Thank you for the suggestion. We will add a section outlining two main limitations:

• the use of different ANNS data structure in the theoretical and empirical results.
• quality evaluation limited to medium-sized datasets, due to the lack of suitable publicly available embedding datasets

We thank the reviewer for their comments and suggestions. We respond now to the specific questions of the reviewer.

W1: The experimental evaluation isn't for the algorithm that is proposed theoretically, but instead for a variant with several practical modifications (e.g., using graph-based ANNS which may not have the same theoretical guarantees as LSH-based ones).

We thank the reviewer for raising this important point, which we acknowledged in the limitations section of our submission. We present a longer discussion about this question in the overall response at the top of our rebuttal.

W2: For the experiments, the authors also consider running the algorithm with 192 cores. For this case, it seems that fastcluster cannot make use of the additional cores, which seems to be an unfair comparison. However, they do use an exact version of the new algorithm which does make use of the additional cores, providing a more fair comparison.
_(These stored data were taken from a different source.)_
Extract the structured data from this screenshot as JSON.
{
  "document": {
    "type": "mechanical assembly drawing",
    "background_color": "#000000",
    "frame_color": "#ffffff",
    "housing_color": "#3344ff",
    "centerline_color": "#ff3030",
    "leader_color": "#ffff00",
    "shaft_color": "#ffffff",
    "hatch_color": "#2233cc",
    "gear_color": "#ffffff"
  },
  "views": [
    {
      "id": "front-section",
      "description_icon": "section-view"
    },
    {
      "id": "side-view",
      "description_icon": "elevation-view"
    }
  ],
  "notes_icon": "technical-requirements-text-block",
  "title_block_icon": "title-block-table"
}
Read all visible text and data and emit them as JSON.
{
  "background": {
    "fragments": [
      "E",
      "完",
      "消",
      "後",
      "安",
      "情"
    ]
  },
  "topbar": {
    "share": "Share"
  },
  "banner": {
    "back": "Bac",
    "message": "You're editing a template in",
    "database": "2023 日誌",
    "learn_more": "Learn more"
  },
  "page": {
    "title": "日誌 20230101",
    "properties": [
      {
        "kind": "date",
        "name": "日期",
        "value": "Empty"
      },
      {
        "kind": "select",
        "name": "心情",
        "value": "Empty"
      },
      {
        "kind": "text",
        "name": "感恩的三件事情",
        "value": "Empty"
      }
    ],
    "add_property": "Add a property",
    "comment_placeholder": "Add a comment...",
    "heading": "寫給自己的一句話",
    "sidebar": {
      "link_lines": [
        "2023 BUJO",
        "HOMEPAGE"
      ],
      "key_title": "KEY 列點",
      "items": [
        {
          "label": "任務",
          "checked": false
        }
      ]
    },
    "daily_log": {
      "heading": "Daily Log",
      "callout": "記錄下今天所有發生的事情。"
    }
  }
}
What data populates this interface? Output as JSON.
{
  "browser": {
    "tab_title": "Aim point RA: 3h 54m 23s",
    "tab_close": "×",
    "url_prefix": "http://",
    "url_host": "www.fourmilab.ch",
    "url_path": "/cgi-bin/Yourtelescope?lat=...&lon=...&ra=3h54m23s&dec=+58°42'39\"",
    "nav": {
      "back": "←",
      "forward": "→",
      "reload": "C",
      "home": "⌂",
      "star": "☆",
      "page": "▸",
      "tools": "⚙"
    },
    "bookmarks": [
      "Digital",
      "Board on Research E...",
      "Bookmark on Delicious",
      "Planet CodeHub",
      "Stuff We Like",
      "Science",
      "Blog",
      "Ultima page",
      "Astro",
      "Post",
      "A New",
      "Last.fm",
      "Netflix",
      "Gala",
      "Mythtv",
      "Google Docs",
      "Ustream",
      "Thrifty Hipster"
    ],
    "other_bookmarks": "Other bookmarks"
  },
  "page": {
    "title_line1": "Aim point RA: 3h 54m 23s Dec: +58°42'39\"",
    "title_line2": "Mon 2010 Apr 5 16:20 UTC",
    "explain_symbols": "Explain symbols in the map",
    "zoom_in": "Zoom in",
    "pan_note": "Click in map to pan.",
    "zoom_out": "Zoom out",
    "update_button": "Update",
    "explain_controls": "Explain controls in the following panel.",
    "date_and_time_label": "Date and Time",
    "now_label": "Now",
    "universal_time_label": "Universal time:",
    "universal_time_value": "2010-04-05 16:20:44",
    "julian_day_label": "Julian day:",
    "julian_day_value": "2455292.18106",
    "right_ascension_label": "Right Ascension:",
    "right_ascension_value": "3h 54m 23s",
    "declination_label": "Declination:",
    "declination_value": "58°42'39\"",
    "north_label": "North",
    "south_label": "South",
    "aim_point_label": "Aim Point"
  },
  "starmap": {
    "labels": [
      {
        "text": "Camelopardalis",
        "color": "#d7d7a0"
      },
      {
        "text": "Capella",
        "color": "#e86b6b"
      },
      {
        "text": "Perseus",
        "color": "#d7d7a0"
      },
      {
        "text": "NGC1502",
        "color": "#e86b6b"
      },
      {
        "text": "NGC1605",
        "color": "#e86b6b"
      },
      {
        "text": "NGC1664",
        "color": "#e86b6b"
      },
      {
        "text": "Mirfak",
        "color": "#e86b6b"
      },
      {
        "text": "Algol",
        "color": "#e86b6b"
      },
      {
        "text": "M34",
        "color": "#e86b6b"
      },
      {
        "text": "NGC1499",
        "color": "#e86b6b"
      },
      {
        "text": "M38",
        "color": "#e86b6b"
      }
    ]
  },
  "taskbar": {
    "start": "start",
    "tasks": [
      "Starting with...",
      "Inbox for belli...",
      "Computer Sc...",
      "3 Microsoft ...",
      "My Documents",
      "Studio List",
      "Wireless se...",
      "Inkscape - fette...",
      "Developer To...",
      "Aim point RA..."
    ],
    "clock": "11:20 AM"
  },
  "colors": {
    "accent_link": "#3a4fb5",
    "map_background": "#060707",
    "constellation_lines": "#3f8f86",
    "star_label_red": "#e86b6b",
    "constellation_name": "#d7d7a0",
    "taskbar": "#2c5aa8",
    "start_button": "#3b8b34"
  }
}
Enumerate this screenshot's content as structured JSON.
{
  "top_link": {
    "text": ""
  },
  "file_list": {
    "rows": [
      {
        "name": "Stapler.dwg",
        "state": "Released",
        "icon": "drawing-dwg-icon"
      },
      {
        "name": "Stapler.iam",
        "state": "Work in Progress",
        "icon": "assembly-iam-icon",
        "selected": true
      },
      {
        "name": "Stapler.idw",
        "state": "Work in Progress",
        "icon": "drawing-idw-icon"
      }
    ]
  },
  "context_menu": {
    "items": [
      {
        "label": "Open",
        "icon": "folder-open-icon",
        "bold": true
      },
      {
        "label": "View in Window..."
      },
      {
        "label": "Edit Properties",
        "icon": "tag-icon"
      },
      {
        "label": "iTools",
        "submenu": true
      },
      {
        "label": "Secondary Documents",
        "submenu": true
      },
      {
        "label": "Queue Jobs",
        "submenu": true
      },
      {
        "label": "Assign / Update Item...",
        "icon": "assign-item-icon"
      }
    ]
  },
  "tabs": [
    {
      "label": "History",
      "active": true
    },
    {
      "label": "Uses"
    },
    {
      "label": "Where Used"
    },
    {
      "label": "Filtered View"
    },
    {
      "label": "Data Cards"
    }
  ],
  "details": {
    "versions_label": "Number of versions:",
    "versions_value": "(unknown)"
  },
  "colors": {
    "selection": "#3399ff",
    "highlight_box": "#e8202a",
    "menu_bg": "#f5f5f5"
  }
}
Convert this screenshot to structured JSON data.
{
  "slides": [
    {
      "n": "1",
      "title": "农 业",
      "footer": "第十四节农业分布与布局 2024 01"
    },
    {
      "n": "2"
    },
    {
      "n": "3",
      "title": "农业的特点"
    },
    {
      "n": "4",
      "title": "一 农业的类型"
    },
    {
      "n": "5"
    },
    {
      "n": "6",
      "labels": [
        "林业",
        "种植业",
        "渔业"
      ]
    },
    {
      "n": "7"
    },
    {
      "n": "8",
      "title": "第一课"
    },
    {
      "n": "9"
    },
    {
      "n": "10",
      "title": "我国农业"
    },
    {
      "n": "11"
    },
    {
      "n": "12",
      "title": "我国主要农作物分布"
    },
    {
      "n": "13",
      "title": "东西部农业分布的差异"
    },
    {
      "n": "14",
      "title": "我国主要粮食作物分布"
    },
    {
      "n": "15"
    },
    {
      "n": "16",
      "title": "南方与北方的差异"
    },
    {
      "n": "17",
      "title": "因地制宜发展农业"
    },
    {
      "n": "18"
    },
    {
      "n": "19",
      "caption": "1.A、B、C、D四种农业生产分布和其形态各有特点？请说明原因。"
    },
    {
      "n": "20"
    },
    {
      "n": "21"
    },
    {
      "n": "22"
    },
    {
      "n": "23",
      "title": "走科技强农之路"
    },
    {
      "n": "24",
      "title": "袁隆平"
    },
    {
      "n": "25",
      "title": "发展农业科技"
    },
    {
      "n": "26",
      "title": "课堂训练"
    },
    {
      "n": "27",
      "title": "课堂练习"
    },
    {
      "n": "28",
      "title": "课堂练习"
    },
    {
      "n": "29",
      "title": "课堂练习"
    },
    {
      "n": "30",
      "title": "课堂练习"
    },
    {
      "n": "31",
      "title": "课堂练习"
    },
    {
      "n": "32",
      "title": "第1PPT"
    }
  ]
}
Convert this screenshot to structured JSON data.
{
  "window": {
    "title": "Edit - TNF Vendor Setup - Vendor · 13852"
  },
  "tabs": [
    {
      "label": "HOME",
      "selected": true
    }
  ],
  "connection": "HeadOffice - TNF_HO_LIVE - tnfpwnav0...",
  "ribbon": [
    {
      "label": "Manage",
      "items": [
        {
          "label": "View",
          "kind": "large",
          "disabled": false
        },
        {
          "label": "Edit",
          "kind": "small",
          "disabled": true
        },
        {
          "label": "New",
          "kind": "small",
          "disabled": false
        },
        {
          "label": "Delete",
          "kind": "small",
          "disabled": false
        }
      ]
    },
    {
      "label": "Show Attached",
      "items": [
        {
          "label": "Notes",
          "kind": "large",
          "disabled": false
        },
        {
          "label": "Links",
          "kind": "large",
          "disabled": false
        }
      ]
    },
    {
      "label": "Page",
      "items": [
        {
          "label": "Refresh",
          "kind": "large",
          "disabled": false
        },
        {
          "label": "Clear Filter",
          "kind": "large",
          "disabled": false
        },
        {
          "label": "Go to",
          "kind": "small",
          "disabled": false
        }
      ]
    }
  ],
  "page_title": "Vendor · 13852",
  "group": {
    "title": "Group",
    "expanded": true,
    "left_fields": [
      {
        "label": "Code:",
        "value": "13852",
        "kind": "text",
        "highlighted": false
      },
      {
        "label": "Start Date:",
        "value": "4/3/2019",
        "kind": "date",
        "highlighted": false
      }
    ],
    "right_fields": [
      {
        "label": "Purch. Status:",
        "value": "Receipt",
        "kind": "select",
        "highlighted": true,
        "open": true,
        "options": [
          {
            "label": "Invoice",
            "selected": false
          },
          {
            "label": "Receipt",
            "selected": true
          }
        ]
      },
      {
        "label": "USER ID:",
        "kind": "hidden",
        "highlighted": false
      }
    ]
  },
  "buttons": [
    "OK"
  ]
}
We actually also evaluated all algorithms in the sequential setting and still obtained a speedup (even on one core) over fastcluster. The results for our single core running times are in Figure 3(a). While it is true that fastcluster can’t make use of the additional cores, we view this as an advantage of our algorithm. The results with many cores are in Figure 3(b). As the reviewer notes, the runtime of fastcluster is the same in both scenarios.

Q1: Minor comment - usage of Q for both covering net and priority queue is somewhat confusing. Please consider modifying this.

Thank you for pointing this out, we will fix it.